Chhabra Sudhaker, Prasad Ajay K
Department of Mechanical Engineering, University of Delaware, Newark, DE 19716, USA.
J Biomech Eng. 2010 May;132(5):051009. doi: 10.1115/1.4001112.
The alveoli are the smallest units of the lung that participate in gas exchange. Although gas transport is governed primarily by diffusion due to the small length scales associated with the acinar region (approximately 500 microm), the transport and deposition of inhaled aerosol particles are influenced by convective airflow patterns. Therefore, understanding alveolar fluid flow and mixing is a necessary first step toward predicting aerosol transport and deposition in the human acinar region. In this study, flow patterns and particle transport have been measured using a simplified in-vitro alveolar model consisting of a single alveolus located on a bronchiole. The model comprises a transparent elastic 5/6 spherical cap (representing the alveolus) mounted over a circular hole on the side of a rigid circular tube (representing the bronchiole). The alveolus is capable of expanding and contracting in phase with the oscillatory flow through the tube. Realistic breathing conditions were achieved by exercising the model at physiologically relevant Reynolds and Womersley numbers. Particle image velocimetry was used to measure the resulting flow patterns in the alveolus. Data were acquired for five cases obtained as combinations of the alveolar-wall motion (nondeforming/oscillating) and the bronchiole flow (none/steady/oscillating). Detailed vector maps at discrete points within a given cycle revealed flow patterns, and transport and mixing of bronchiole fluid into the alveolar cavity. The time-dependent velocity vector fields were integrated over multiple cycles to estimate particle transport into the alveolar cavity and deposition on the alveolar wall. The key outcome of the study is that alveolar-wall motion enhances mixing between the bronchiole and the alveolar fluid. Particle transport and deposition into the alveolar cavity are maximized when the alveolar wall oscillates in tandem with the bronchiole fluid, which is the operating case in the human lung.

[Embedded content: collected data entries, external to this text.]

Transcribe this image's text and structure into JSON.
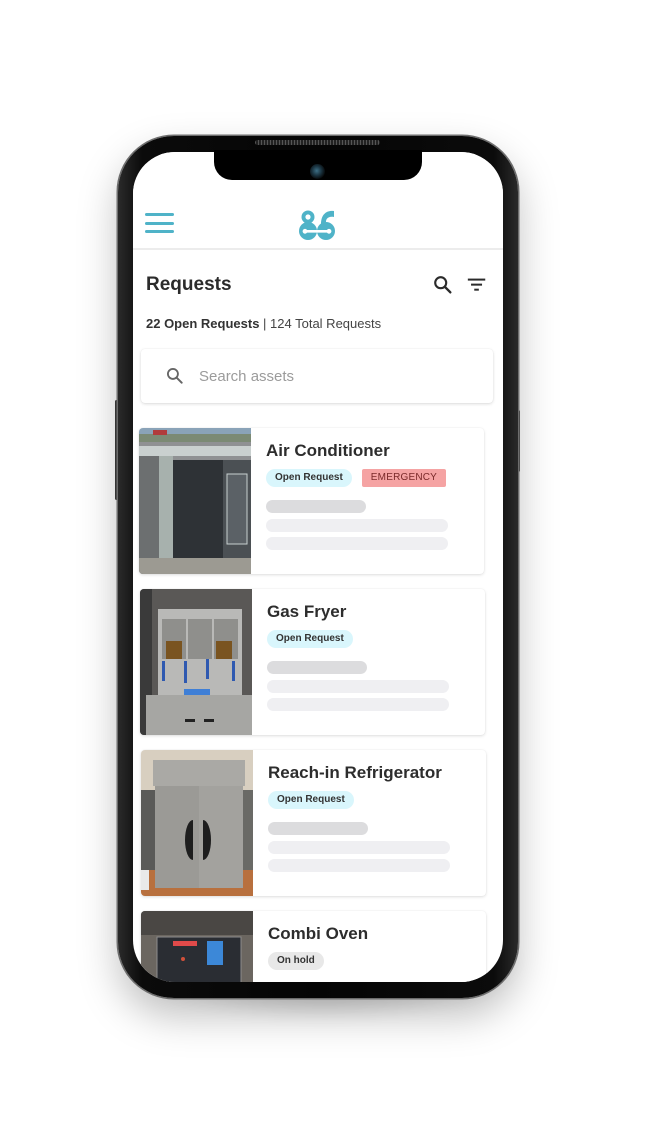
{
  "app": {
    "logo_text": "86",
    "brand_color": "#4fb3c8"
  },
  "header": {
    "menu_icon": "hamburger-menu-icon",
    "title": "Requests",
    "search_icon": "search-icon",
    "filter_icon": "filter-icon"
  },
  "summary": {
    "open_label": "22 Open Requests",
    "separator": " | ",
    "total_label": "124 Total Requests"
  },
  "search": {
    "placeholder": "Search assets",
    "value": ""
  },
  "requests": [
    {
      "name": "Air Conditioner",
      "badges": [
        {
          "label": "Open Request",
          "type": "open"
        },
        {
          "label": "EMERGENCY",
          "type": "emergency"
        }
      ],
      "image": "rooftop-hvac-unit"
    },
    {
      "name": "Gas Fryer",
      "badges": [
        {
          "label": "Open Request",
          "type": "open"
        }
      ],
      "image": "stainless-fryer"
    },
    {
      "name": "Reach-in Refrigerator",
      "badges": [
        {
          "label": "Open Request",
          "type": "open"
        }
      ],
      "image": "stainless-refrigerator"
    },
    {
      "name": "Combi Oven",
      "badges": [
        {
          "label": "On hold",
          "type": "hold"
        }
      ],
      "image": "combi-oven"
    }
  ],
  "colors": {
    "open_badge": "#d9f6fc",
    "emergency_badge": "#f5a3a3",
    "hold_badge": "#e8e8e8",
    "skeleton_dark": "#dcdcde",
    "skeleton_light": "#efeff2"
  }
}
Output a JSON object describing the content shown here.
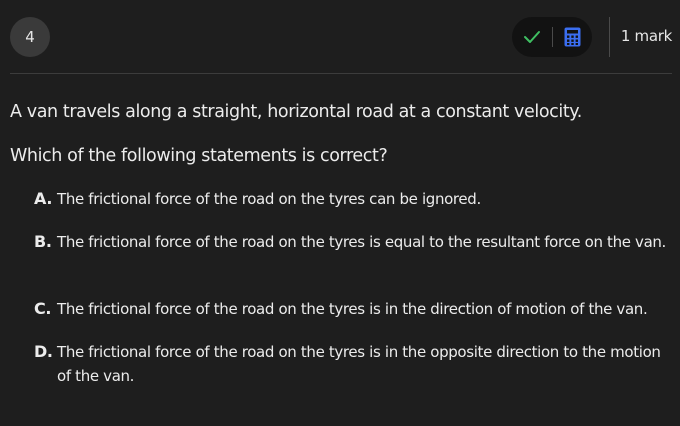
{
  "header": {
    "question_number": "4",
    "marks": "1 mark",
    "tools": [
      {
        "icon": "check-icon",
        "color": "#3fbf62"
      },
      {
        "icon": "calculator-icon",
        "color": "#3b6ef0"
      }
    ]
  },
  "question": {
    "stem_line1": "A van travels along a straight, horizontal road at a constant velocity.",
    "stem_line2": "Which of the following statements is correct?",
    "options": [
      {
        "letter": "A.",
        "text": "The frictional force of the road on the tyres can be ignored."
      },
      {
        "letter": "B.",
        "text": "The frictional force of the road on the tyres is equal to the resultant force on the van."
      },
      {
        "letter": "C.",
        "text": "The frictional force of the road on the tyres is in the direction of motion of the van."
      },
      {
        "letter": "D.",
        "text": "The frictional force of the road on the tyres is in the opposite direction to the motion of the van."
      }
    ]
  }
}
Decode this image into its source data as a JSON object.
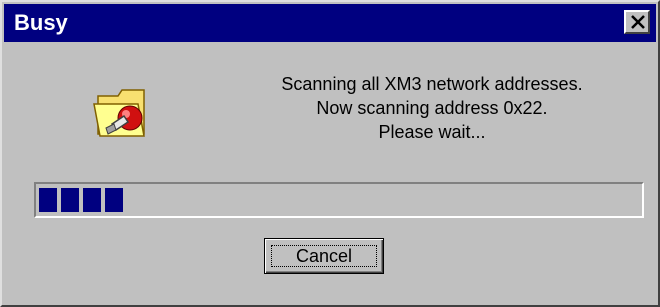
{
  "window": {
    "title": "Busy"
  },
  "titlebar": {
    "close_icon": "close-icon"
  },
  "message": {
    "line1": "Scanning all XM3 network addresses.",
    "line2": "Now scanning address 0x22.",
    "line3": "Please wait..."
  },
  "icon": {
    "name": "folder-network-icon"
  },
  "progress": {
    "filled_blocks": 4
  },
  "buttons": {
    "cancel": "Cancel"
  },
  "colors": {
    "titlebar": "#000080",
    "face": "#c0c0c0",
    "progress_fill": "#000080"
  }
}
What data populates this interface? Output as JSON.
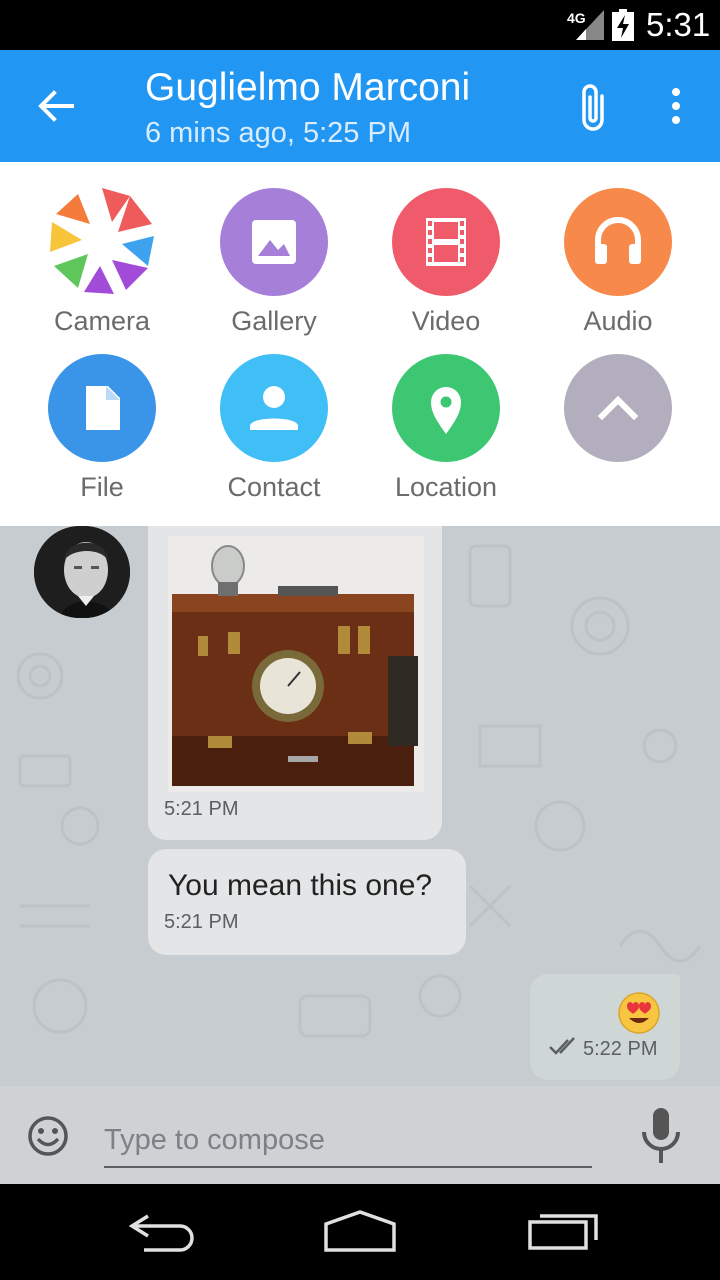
{
  "status": {
    "network": "4G",
    "time": "5:31"
  },
  "header": {
    "title": "Guglielmo Marconi",
    "subtitle": "6 mins ago, 5:25 PM",
    "color": "#2196F3"
  },
  "attach_menu": {
    "items": [
      {
        "label": "Camera",
        "icon": "camera-icon"
      },
      {
        "label": "Gallery",
        "icon": "image-icon",
        "color": "#A67FD8"
      },
      {
        "label": "Video",
        "icon": "film-icon",
        "color": "#EF5B6A"
      },
      {
        "label": "Audio",
        "icon": "headphones-icon",
        "color": "#F7894A"
      },
      {
        "label": "File",
        "icon": "file-icon",
        "color": "#3A95E8"
      },
      {
        "label": "Contact",
        "icon": "person-icon",
        "color": "#40BEF6"
      },
      {
        "label": "Location",
        "icon": "location-pin-icon",
        "color": "#3EC773"
      },
      {
        "label": "",
        "icon": "chevron-up-icon",
        "color": "#B2AEBD"
      }
    ]
  },
  "messages": [
    {
      "type": "photo",
      "time": "5:21 PM",
      "direction": "incoming"
    },
    {
      "type": "text",
      "text": "You mean this one?",
      "time": "5:21 PM",
      "direction": "incoming"
    },
    {
      "type": "emoji",
      "emoji": "😍",
      "time": "5:22 PM",
      "direction": "outgoing",
      "status": "read"
    }
  ],
  "compose": {
    "placeholder": "Type to compose"
  }
}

肺泡是肺中参与气体交换的最小单位。尽管由于与腺泡区域相关的长度尺度较小(约500微米),气体传输主要由扩散控制,但吸入气溶胶颗粒的传输和沉积受对流气流模式的影响。因此,了解肺泡内的流体流动和混合是预测人体腺泡区域气溶胶传输和沉积的必要第一步。在本研究中,使用了一个简化的体外肺泡模型来测量流动模式和颗粒传输,该模型由位于细支气管上的单个肺泡组成。该模型包括一个安装在刚性圆形管(代表细支气管)侧面圆孔上的透明弹性5/6球形帽(代表肺泡)。肺泡能够与通过管道的振荡流同步扩张和收缩。通过在生理相关的雷诺数和沃默斯利数下运行该模型,实现了逼真的呼吸条件。粒子图像测速技术用于测量肺泡内产生的流动模式。针对肺泡壁运动(非变形/振荡)和细支气管流动(无/稳定/振荡)组合得到的五种情况获取了数据。给定周期内离散点处的详细矢量图揭示了流动模式,以及细支气管流体向肺泡腔的传输和混合。对多个周期内随时间变化的速度矢量场进行积分,以估计颗粒向肺泡腔的传输和在肺泡壁上的沉积。该研究的关键结果是肺泡壁运动增强了细支气管与肺泡液之间的混合。当肺泡壁与细支气管流体同步振荡时,颗粒向肺泡腔的传输和沉积达到最大值,这是人体肺部的实际情况。